UFFICIO NAZIONALE PER I PROBLEMI SOCIALI E IL LAVORO
DELLA CONFERENZA EPISCOPALE ITALIANA

Notiziario UNPSL 4/2002

24 Febbraio 2003

Accogliamo fra i quaderni della segreteria generale della Cei, gli atti della IVˆ consultazione delle Conferenze Episcopali Europee sulla responsabilità per il creato svoltasi a Venezia dal 23 al 26 maggio 2002. E’, infatti, il coronamento di una particolare attenzione che la segreteria generale della Conferenza Episcopale Italiana ha riservato a quest´importante incontro europeo, voluto in Italia e sostenuto in vario modo. La scelta di Venezia, oltre ad offrire ai partecipanti un contesto di singolare bellezza, ha costituito in ogni momento per la particolarità dei suoi ritmi, la singolarità della sua viabilità, i sui tempi d’inevitabile attesa, occasione di riflessione e motivo d’interrogazione sul rapporto uomo, città, creato. Il tema scelto, in continuità con le precedenti consultazioni, ha posto l’accento sul delicato rapporto fra responsabilità per il creato e lavoro. Le giornate sono state articolate in tre grandi sezioni:„h il lavoro per una società sostenibile; „h lavoro ed economia sostenibile; „h tempo di lavoro e tempo di riposo.
La tavola rotonda su lavoro, ambiente e salute con le testimonianze da Chernobyl e da Porto Marghera; l’imminenza della conferenza mondiale ONU per lo sviluppo sostenibile a Johannesburg hanno felicemente unito la riflessione sui principi con la preoccupazione concreta di chi già ha toccato con mano i rischi che corre il pianeta.

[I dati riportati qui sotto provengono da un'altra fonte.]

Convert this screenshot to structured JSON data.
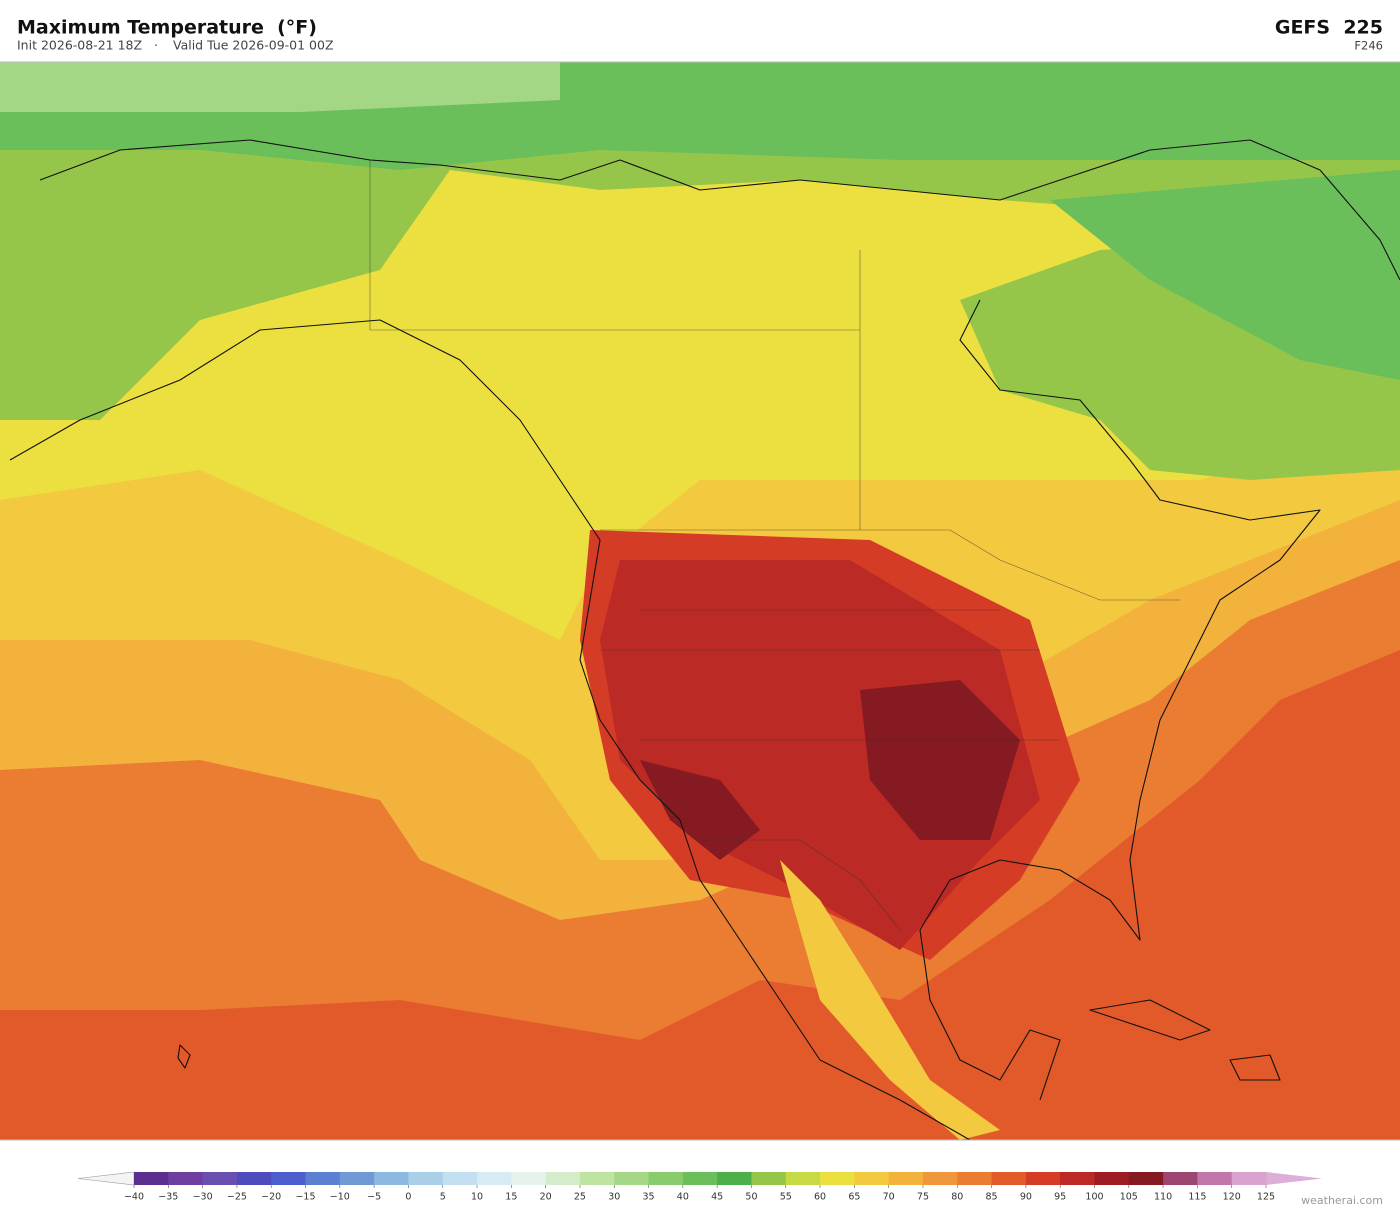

La competenza dei relatori, la dimensione europea della riflessione, il desiderio sincero di confronto e di scambio, hanno creato le condizioni per un fruttuoso lavoro sintetizzato mirabilmente nel comunicato finale.I testi i cui originali sono in gran parte in lingua tedesca e in inglese, sono offerti pensando soprattutto ai nostri abituali referenti italiani. Ogni relazione è seguita dal testo in lingua.Concludendo: ringraziamo ancora una volta la segreteria generale del CCEE per la perfetta sintonia con cui si è lavorato e la Fondazione Lanza di Padova, che da anni collabora per questo settore con l’ufficio nazionale, per il decisivo contributo offerto nella organizzazione del convegno.